30.Guidance has been provided in fairly recent times in the case of Pearce [2023] UKSC 13 on appeal from [2022] EWCA Civ 4 relating to the approach by the parole board to allegations. In addition to this court decision the Parole Board itself has produced comprehensive guidance by way of the publication of the Guidance on Allegations September 2023 (V2.0).

 

The guidance suggests that:

 

"8.2 Allegations in the form of police/Crown Prosecution Service ('CPS') charges when the investigation/prosecution is still on-going remain allegations.

8.3 Although panels should exercise caution when the allegation in question is subject to an on-going police investigation or court proceedings, panels can make a finding of fact (where the key principles and criteria in this guidance are satisfied) on the allegation in question.
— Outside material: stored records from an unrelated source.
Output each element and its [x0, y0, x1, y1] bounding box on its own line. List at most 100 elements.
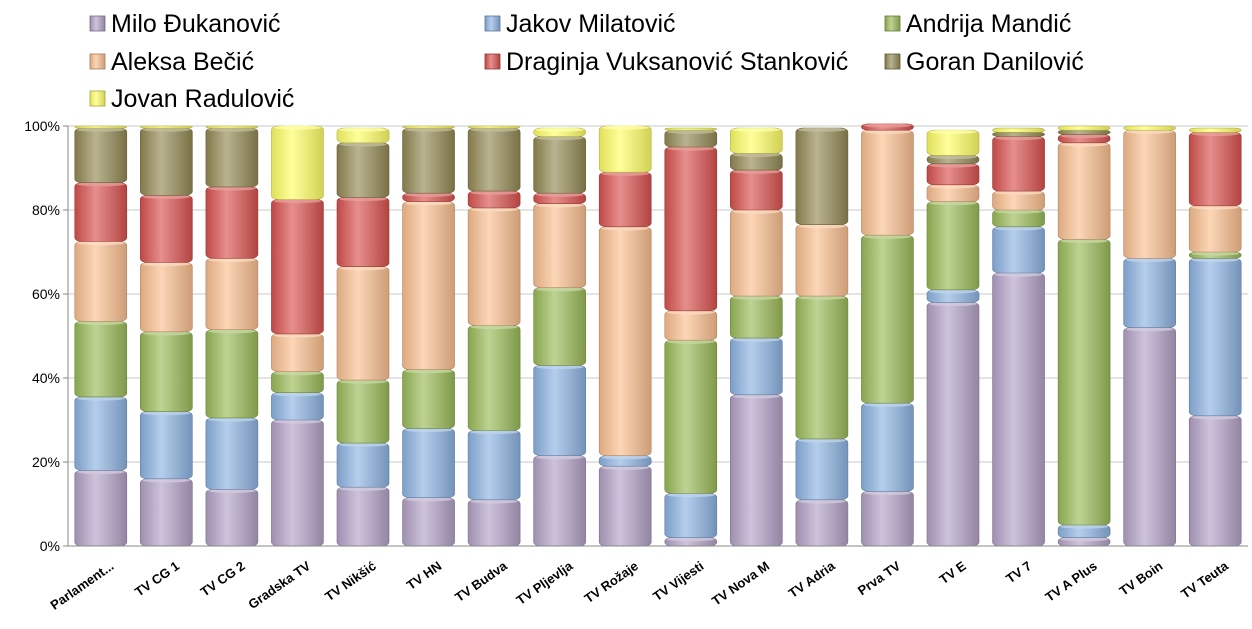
bar-segment-aleksa-becic: [664, 310, 718, 341]
bar-column-gradska-tv: [271, 125, 324, 547]
bar-segment-draginja-vuksanovic-stankovic: [336, 196, 390, 267]
legend-swatch: [484, 15, 501, 32]
bar-segment-andrija-mandic: [271, 371, 324, 394]
bar-column-tv-niksic: [336, 127, 390, 547]
bar-segment-draginja-vuksanovic-stankovic: [730, 169, 783, 211]
legend-label: Milo Đukanović: [111, 10, 281, 38]
bar-segment-draginja-vuksanovic-stankovic: [402, 192, 455, 202]
x-tick-label: Parlament...: [48, 558, 117, 613]
legend-swatch: [89, 15, 106, 32]
x-tick-label: TV HN: [404, 558, 445, 593]
bar-segment-jovan-radulovic: [467, 125, 521, 129]
bar-segment-jakov-milatovic: [861, 402, 914, 492]
bar-segment-jovan-radulovic: [730, 127, 783, 154]
legend-swatch: [884, 53, 901, 70]
bar-segment-goran-danilovic: [205, 127, 259, 188]
x-tick-label: Prva TV: [855, 558, 904, 598]
bar-segment-milo-dukanovic: [467, 499, 521, 547]
bar-segment-jovan-radulovic: [664, 127, 718, 131]
bar-segment-goran-danilovic: [926, 154, 980, 165]
bar-segment-aleksa-becic: [1057, 142, 1111, 240]
bar-segment-andrija-mandic: [336, 379, 390, 444]
bar-segment-goran-danilovic: [664, 129, 718, 148]
bar-segment-andrija-mandic: [1057, 238, 1111, 526]
bar-segment-milo-dukanovic: [205, 488, 259, 547]
bar-column-tv-rozaje: [598, 125, 652, 547]
bar-segment-milo-dukanovic: [730, 394, 783, 547]
legend-swatch: [884, 15, 901, 32]
x-tick-label: TV Nova M: [709, 558, 772, 608]
bar-segment-jovan-radulovic: [1057, 125, 1111, 131]
y-tick-label: 20%: [32, 454, 60, 470]
bar-segment-jakov-milatovic: [205, 417, 259, 490]
bar-segment-jakov-milatovic: [664, 492, 718, 538]
x-tick-label: TV Nikšić: [322, 558, 379, 604]
bar-column-tv-teuta: [1188, 127, 1242, 547]
legend-item-goran-danilovic: Goran Danilović: [884, 48, 1084, 76]
bar-segment-milo-dukanovic: [926, 301, 980, 547]
bar-segment-goran-danilovic: [74, 127, 128, 184]
bar-segment-goran-danilovic: [730, 152, 783, 171]
bar-segment-jakov-milatovic: [140, 410, 193, 480]
bar-segment-jakov-milatovic: [74, 396, 128, 471]
bar-segment-jakov-milatovic: [1057, 524, 1111, 538]
legend-label: Jovan Radulović: [111, 85, 294, 113]
bar-column-tv-cg-1: [140, 125, 193, 547]
bar-segment-aleksa-becic: [74, 240, 128, 322]
bar-segment-draginja-vuksanovic-stankovic: [533, 192, 586, 204]
x-tick-label: TV Rožaje: [581, 558, 640, 606]
bar-segment-goran-danilovic: [1057, 129, 1111, 135]
bar-segment-milo-dukanovic: [74, 469, 128, 547]
x-tick-label: TV Boin: [1117, 558, 1166, 598]
bar-segment-goran-danilovic: [402, 127, 455, 194]
legend-label: Aleksa Bečić: [111, 48, 254, 76]
bar-column-tv-a-plus: [1057, 125, 1111, 547]
bar-segment-goran-danilovic: [467, 127, 521, 192]
bar-segment-andrija-mandic: [467, 324, 521, 431]
bar-segment-draginja-vuksanovic-stankovic: [926, 163, 980, 186]
bar-segment-milo-dukanovic: [336, 486, 390, 547]
bar-segment-milo-dukanovic: [271, 419, 324, 547]
bar-column-tv-7: [992, 127, 1045, 547]
bar-segment-jakov-milatovic: [730, 337, 783, 396]
bar-segment-andrija-mandic: [992, 209, 1045, 228]
bar-column-tv-hn: [402, 125, 455, 547]
x-tick-label: TV Adria: [786, 558, 839, 601]
x-tick-label: TV Budva: [452, 558, 510, 605]
bar-segment-jakov-milatovic: [992, 226, 1045, 274]
legend-label: Draginja Vuksanović Stanković: [506, 48, 848, 76]
y-tick-label: 100%: [24, 118, 60, 134]
legend-label: Andrija Mandić: [906, 10, 1071, 38]
bar-segment-jovan-radulovic: [533, 127, 586, 137]
x-tick-label: TV Vijesti: [650, 558, 706, 604]
bar-segment-jovan-radulovic: [74, 125, 128, 129]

This is particularly important because the Parole Board has a duty under Article 5(4) of the European Convention on Human Rights to provide a speedy review."

 

31.In this case the allegations, as set out above, are likely to be important factors in considering ongoing risk. The use of the internet in connection with sexual material is closely associated, in this case, with the index offences.

 

32.This also appears to be a case that, regardless of the final decision of the criminal court, a Parole Board panel may well wish to investigate the allegations. This may well lead to evidence of matters and surrounding circumstances relating to the allegations, which are important in connection with a decision relating to risk.

 

33.As noted in the guidance above, caution is required in connection with the decision to proceed to investigate allegations before they have been concluded in the criminal court. This is for the simple reason that the prisoner is in a different position within a criminal court. In a criminal court the burden of proving the allegations lies entirely with the prosecution. The prisoner has no requirement to respond and often will have no desire to respond for fear of implication. Parole hearings are inquisitorial, and the standard of proof is the civil standard. For that reason, prisoners are much more likely to wish to offer explanations and challenges to evidence.

 

34.The tension between unresolved criminal allegations and the assessment of risk based on those allegations is clearly one of some difficulty for the Parole Board. This tension is exacerbated in recent times because of the gross delays in the criminal courts and the pressures within the Parole Board itself.

 

35. The Board has a duty under Article 5(4) ECHR to provide speedy reviews of proceedings, delays by other organisations such as the police and courts impact upon the Board's duty under Article 5(4). Board members are therefore required to balance the requirements of article 5(4) with the need to act fairly in each case.

 

36.A fundamental issue in this case will inevitably be the circumstances surrounding the recall. Regardless of whether the criminal court make a finding, a panel of the Parole Board is likely to wish to undertake its own investigation of the circumstances surrounding the recall particularly as those circumstances are so closely associated with the index offence and with risk.

 

37.In the circumstances therefore I have concluded that this was a case which should have been adjourned to await the outcome of the criminal proceedings or which should have been concluded by way of an oral hearing to enable the Parole Board panel to consider the allegations and make findings.

 

38.I therefore conclude that this is a case which can be categorised as procedural unfairness on the basis that both the prisoner (and indeed the public) have the right to secure a decision based on any potential risk which may have arisen as a result of the circumstances surrounding the recall. I therefore order reconsideration.

 

39.I have not addressed the other grounds set out by the Applicant's legal adviser on the basis that this matter will be reheard in any event. I also considered further representations submitted by the Applicant's solicitor and dated 14 February 2024. For the reasons set out in this decision those representations do not affect my decision.

Decision

 

40.In all the circumstances therefore, I conclude that the decision in this case was not irrational in the legal sense set out above but that the decision was procedurally unfair. I grant the application for reconsideration.